Swing è un buon album, giudicato col senno di poi. Solido, ma non eccezionale: è ricco di mestiere, davvero rock’n’roll, ma decisamente troppo standard. E anche i sogni della MNW di sfondare nel nuovissimo mercato alternative rock si schiantano contro l’ostacolo di un disco medio, senza picchi, come se si trattasse di una fotocopia di terza generazione di ciò che la band era stata. C’è la pseudo-ballatona di turno (“Mr Untitled”, pochi gradini sotto a “Golden Age” del disco precedente, per intensità), un tour de force stoogesiano (“High Speed Energy”) lievemente imbolsito ma sempre potente, l’expolit psichedelico di “Chameleon Ride”… e poi una mezza dozzina di pezzi di puro hard-punk-boogie di cui anche Keith Richards potrebbe andare fiero, se solo gli interessasse sapere cosa è l’underground.

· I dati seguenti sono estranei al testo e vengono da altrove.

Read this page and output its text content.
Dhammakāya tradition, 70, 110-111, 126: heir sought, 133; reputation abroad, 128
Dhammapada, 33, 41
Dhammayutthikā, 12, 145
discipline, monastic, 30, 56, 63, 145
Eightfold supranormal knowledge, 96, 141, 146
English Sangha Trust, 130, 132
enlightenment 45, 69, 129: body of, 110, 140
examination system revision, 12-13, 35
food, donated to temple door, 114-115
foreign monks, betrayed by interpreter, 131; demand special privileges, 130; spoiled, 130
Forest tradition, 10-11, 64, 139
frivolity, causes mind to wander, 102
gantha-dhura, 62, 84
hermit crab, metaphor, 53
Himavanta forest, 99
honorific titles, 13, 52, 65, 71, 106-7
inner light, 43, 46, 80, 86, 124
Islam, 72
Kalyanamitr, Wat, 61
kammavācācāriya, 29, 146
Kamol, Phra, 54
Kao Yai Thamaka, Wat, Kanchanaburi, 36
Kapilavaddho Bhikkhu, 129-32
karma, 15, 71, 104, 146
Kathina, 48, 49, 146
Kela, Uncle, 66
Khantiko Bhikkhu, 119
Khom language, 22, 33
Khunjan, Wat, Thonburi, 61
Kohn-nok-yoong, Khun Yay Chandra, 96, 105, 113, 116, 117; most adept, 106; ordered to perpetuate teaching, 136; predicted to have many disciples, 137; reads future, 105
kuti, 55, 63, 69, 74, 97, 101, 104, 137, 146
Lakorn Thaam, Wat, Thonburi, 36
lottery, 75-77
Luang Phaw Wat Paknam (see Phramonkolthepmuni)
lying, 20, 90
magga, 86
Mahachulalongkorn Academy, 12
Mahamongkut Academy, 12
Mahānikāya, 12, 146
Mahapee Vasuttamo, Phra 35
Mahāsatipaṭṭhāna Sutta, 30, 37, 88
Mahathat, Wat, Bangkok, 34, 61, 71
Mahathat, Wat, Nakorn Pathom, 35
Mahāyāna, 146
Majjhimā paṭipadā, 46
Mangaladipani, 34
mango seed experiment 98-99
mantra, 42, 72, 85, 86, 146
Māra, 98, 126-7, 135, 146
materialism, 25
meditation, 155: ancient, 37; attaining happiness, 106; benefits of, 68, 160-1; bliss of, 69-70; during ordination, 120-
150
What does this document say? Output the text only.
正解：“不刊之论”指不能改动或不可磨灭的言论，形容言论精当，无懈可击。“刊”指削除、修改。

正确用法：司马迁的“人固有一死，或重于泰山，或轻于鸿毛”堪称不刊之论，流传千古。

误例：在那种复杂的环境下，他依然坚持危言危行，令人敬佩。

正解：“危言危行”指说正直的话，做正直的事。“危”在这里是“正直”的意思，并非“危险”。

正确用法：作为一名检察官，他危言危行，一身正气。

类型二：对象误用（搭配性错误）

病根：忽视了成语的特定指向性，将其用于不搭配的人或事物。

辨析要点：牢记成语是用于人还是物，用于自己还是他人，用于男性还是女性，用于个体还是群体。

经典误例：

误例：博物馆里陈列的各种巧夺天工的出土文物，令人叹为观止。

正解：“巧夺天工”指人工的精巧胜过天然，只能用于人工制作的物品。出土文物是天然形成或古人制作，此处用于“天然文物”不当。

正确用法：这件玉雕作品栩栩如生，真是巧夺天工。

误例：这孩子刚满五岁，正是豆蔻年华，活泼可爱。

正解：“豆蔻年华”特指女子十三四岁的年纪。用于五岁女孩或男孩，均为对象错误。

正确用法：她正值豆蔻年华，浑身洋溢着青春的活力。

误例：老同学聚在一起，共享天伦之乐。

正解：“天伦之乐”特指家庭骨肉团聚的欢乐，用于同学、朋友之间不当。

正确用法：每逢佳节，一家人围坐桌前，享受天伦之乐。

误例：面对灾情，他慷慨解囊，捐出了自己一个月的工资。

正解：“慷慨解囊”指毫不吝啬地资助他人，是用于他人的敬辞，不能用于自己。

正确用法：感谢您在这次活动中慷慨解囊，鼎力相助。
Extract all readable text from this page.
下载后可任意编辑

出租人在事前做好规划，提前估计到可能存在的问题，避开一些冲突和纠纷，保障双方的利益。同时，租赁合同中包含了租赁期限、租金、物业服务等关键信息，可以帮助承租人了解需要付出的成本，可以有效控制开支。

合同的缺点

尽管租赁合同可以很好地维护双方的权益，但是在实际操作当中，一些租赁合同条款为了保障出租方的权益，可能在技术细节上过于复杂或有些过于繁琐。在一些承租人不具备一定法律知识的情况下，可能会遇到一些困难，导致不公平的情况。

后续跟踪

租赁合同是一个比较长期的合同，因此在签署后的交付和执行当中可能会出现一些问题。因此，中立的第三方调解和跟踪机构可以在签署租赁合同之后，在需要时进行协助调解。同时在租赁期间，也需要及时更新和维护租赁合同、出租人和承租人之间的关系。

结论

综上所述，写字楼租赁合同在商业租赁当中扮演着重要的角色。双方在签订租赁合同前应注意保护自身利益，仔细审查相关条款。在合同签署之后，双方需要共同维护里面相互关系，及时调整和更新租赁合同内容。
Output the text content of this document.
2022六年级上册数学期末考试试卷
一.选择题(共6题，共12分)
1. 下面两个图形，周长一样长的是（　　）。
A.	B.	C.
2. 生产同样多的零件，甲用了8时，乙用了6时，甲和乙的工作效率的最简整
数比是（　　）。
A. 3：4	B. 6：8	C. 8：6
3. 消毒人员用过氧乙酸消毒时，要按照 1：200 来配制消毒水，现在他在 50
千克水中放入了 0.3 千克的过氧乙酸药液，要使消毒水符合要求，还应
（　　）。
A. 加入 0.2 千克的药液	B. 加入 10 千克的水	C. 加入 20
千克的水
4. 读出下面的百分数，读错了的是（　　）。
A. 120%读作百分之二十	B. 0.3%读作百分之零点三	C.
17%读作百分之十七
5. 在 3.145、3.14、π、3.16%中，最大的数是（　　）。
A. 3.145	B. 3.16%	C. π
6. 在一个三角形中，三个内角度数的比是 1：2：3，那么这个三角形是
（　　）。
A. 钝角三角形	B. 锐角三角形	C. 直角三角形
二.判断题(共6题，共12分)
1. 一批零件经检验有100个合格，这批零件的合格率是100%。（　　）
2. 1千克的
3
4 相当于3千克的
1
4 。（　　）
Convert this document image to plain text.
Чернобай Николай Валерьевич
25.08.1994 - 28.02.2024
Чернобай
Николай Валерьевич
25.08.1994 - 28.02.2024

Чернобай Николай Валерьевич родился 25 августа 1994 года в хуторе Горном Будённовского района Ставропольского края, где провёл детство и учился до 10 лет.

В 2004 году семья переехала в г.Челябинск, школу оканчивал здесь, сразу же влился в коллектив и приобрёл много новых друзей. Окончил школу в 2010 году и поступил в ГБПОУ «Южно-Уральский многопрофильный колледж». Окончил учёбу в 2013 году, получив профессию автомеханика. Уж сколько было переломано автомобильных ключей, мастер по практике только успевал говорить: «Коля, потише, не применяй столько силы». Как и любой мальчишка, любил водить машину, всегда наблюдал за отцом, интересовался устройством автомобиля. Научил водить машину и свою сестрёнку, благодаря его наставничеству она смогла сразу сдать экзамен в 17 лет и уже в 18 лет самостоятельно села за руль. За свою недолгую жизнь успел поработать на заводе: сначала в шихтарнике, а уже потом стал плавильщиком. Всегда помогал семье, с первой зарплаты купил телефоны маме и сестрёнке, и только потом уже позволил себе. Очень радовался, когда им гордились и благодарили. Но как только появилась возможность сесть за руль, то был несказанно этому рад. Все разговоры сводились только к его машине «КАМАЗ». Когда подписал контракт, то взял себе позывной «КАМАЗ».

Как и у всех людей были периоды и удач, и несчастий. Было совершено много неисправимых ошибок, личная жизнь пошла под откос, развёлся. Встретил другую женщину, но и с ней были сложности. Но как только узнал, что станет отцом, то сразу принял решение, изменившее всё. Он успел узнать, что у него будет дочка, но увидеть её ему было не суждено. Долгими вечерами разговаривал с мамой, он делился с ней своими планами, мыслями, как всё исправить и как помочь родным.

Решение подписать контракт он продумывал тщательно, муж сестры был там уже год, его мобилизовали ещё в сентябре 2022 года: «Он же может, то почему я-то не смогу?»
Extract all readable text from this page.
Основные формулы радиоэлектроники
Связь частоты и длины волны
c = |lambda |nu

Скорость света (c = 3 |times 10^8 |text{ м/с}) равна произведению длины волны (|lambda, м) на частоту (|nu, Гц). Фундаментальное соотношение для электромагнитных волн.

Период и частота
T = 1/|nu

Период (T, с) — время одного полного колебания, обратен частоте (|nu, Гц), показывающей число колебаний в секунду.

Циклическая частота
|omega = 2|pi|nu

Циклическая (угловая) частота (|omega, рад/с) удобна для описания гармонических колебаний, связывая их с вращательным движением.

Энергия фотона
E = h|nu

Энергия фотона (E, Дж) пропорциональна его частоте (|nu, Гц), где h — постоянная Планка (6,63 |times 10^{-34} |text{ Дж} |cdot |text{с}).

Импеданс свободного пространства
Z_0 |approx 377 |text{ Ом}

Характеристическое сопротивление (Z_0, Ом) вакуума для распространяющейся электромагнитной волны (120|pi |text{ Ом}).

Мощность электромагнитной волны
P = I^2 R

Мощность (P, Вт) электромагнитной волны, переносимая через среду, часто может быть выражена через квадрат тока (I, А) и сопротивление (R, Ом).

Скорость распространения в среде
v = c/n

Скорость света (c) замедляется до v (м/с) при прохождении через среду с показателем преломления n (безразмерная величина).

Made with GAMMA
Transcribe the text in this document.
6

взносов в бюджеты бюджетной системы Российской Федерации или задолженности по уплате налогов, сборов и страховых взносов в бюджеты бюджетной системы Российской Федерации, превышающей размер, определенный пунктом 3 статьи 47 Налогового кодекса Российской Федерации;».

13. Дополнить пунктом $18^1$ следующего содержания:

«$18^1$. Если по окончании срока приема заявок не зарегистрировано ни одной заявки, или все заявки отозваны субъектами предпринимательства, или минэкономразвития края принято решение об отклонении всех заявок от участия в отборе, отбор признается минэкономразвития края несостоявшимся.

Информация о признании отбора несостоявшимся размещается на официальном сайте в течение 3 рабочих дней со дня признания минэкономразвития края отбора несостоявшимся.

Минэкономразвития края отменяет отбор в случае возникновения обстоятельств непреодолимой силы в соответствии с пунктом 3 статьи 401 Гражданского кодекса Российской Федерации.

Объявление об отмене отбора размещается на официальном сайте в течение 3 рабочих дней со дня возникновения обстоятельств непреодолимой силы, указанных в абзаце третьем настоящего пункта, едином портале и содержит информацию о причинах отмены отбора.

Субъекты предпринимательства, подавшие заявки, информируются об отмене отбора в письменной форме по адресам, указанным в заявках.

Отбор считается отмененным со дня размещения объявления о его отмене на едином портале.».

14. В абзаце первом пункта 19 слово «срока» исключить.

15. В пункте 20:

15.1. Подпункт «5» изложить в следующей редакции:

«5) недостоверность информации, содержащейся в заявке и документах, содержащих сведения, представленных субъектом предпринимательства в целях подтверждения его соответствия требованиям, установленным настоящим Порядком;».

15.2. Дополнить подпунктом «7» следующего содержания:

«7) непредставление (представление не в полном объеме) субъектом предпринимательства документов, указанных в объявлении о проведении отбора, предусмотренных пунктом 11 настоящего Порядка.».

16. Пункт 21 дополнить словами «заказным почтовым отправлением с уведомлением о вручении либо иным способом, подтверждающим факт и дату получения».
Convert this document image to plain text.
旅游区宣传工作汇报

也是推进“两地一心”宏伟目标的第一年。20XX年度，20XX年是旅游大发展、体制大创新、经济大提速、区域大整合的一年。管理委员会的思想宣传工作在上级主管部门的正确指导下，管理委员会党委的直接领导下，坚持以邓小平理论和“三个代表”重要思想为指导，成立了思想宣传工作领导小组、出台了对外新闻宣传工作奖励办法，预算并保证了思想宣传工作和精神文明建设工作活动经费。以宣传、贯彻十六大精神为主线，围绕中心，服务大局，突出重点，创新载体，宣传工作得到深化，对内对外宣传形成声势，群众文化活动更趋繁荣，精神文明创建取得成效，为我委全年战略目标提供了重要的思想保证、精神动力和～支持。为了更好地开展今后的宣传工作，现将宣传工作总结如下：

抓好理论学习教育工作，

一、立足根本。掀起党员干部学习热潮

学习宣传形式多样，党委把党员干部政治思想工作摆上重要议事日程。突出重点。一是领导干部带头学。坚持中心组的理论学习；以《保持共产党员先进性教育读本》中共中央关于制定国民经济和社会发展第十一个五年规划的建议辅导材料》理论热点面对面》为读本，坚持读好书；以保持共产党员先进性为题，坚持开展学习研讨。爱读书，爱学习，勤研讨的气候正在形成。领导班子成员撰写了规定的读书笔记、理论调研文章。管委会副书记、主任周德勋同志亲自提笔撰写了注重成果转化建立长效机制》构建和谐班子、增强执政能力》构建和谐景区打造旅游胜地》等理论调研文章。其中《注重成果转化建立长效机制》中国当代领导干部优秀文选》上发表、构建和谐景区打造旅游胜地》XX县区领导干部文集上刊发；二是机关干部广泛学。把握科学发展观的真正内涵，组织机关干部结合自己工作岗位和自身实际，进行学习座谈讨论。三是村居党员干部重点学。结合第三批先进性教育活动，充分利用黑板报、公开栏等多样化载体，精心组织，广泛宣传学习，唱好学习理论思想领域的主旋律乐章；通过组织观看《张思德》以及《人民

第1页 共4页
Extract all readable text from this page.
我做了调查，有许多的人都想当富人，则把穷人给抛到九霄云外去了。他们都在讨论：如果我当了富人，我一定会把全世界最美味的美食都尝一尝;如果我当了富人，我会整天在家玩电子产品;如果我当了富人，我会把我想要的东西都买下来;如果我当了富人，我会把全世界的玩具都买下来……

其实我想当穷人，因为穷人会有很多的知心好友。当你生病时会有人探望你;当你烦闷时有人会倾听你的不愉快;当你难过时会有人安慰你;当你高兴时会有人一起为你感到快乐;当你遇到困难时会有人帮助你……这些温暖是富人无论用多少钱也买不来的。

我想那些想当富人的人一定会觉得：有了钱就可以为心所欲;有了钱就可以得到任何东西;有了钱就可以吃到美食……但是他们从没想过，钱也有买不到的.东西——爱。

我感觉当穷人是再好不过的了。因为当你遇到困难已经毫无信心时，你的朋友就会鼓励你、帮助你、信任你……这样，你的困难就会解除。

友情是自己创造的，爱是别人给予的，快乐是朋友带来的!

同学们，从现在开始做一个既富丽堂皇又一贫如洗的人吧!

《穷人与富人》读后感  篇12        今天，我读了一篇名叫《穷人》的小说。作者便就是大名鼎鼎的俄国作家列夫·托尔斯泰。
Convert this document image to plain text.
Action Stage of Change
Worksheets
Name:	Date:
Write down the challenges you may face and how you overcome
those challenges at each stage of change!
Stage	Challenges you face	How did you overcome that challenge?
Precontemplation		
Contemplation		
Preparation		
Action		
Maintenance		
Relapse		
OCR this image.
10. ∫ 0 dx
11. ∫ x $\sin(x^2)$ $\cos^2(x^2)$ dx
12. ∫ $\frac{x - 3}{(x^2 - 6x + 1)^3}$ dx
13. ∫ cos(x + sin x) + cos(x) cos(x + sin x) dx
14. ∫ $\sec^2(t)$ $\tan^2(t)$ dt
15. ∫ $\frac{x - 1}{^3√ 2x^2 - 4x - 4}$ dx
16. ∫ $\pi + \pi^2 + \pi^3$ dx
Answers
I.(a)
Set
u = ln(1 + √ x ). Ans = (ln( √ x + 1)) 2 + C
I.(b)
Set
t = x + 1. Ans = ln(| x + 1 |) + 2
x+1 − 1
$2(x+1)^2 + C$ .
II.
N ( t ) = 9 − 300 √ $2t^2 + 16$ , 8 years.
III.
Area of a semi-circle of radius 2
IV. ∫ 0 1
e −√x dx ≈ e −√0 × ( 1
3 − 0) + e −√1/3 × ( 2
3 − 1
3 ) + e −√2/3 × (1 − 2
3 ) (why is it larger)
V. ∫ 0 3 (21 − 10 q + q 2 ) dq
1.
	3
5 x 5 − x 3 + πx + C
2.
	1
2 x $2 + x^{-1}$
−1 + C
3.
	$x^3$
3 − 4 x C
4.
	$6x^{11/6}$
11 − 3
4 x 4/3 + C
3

Ad aprile del 1993 gli UCP si imbarcano in un tour promozionale di circa sei settimane, il “Get In The Swing Tour”. Partono in cinque (il tastierista è già fuori dai giochi) e l’atmosfera e di smobilitazione, come ricorda Ebbot: “Credo che ormai ci fossimo tutti chiusi in noi stessi, era impossibile comunicare. Avevamo suonato assieme per troppi anni, credo che fossimo arrivati al settimo”.
Come se non bastasse le condizioni logistiche non sono particolarmente migliorate; Patrick: “Per questa volta affittammo un’auto, una di quelle piuttosto piccole, e avevamo un carrello attaccato dietro per tenerci dentro l’attrezzatura. Questo tour fu davvero in puro stile Spinal Tap. Girammo circa per un paio di mesi e molti concerti vennero cancellati all’ultimo istante, come quelli in Spagna. In Italia ne rimase uno solo. Restammo per diversi giorni senza nulla da fare, solo a cazzeggiare con un pallone” .

Cronaca di una fine annunciata

Al termine del tour gli Union Carbide Productions si sfaldano: il gruppo formalmente esiste ancora, ma nessuno dei membri ha voglia di continuare. Ian si chiama fuori dalla faccenda disertando un concerto a un importante festival finlandese (“Dissi solamente: non vengo. Potevo usare come scusa le mie orecchie, perché avevo un versamento di sangue e non potevo volare con le orecchie in quelle condizioni”), che diventa l’atto decisivo nella storia della band. Il destino degli UCP è segnato e tutti sono d’accordo nel decretare la fine dell’avventura.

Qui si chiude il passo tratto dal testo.